I see no problems, but I have difficulties to believe that timeout handlers 1-2 times per second per queue pair may have any visible effects. Also I am not happy to see second place where timeouts are calculated. And 99/100 also looks quite arbitrary.

This revision is now accepted and ready to land.May 14 2024, 12:44 AM

Yea. I didn't like it either.
I could move the timeouts into qpair. Then there'd be no more computing the values... I'd have to plumb the sysctl too... it would be cleaner. I could also put the soft timeout in there too. Then it wouldn't be so arbitrary.

I had counters showing that we hit the race a few times an hour on each queue when the system was under load. It surprised me too. It seems like it should not have. So far this seems better since we call the ISR as a fallback almost never now. I still need to run the detailed before/after latency tests to see tge final effects, but preliminary data suggests it's quite good... but i do agree the next layer of detail would help understand why I'm seeing improved results.

There's a missing bit here.
We need to also lock the ISR rather than try-lock it. Since we have the lock held only for a brief period of time, this should be OK.
There's a rare case where we decide to call the timeout ISR just as we get an interrupt (which is extremely unlikely, and it's OK
if the ISR is blocked for the time it takes to finish the completion processing.

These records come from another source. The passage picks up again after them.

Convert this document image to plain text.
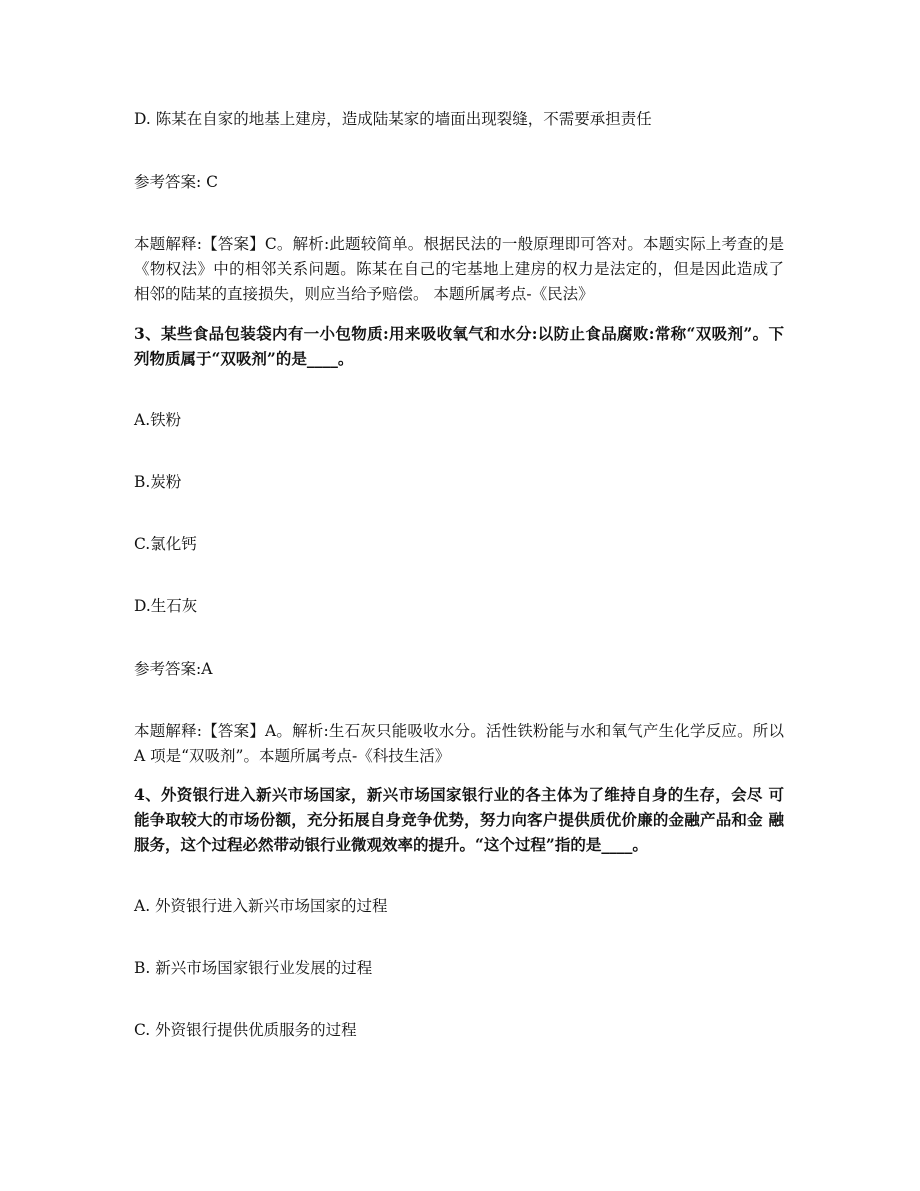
D. 陈某在自家的地基上建房，造成陆某家的墙面出现裂缝，不需要承担责任

参考答案: C

本题解释:【答案】C。解析:此题较简单。根据民法的一般原理即可答对。本题实际上考查的是《物权法》中的相邻关系问题。陈某在自己的宅基地上建房的权力是法定的，但是因此造成了相邻的陆某的直接损失，则应当给予赔偿。 本题所属考点-《民法》

3、某些食品包装袋内有一小包物质:用来吸收氧气和水分:以防止食品腐败:常称“双吸剂”。下列物质属于“双吸剂”的是____。

A.铁粉

B.炭粉

C.氯化钙

D.生石灰

参考答案:A

本题解释:【答案】A。解析:生石灰只能吸收水分。活性铁粉能与水和氧气产生化学反应。所以 A 项是“双吸剂”。本题所属考点-《科技生活》

4、外资银行进入新兴市场国家，新兴市场国家银行业的各主体为了维持自身的生存，会尽 可能争取较大的市场份额，充分拓展自身竞争优势，努力向客户提供质优价廉的金融产品和金 融服务，这个过程必然带动银行业微观效率的提升。“这个过程”指的是____。

A. 外资银行进入新兴市场国家的过程

B. 新兴市场国家银行业发展的过程

C. 外资银行提供优质服务的过程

I'll update once I've had a chance to test more.

sys/dev/nvme/nvme_qpair.c
1106

I think I'll move this into a function to abstract it.
The NVMe spec doesn't have a 'typical I/O time' or a 'max I/O time' except when the predictable latency feature is enabled (not widely implemented, at least in the drives we have).
This is likely going to be arbitrary.. We can make it less arbitrary by keeping a maximum latency we observe, but I'm hesitant to do that for all I/Os. I need to think about that aspect.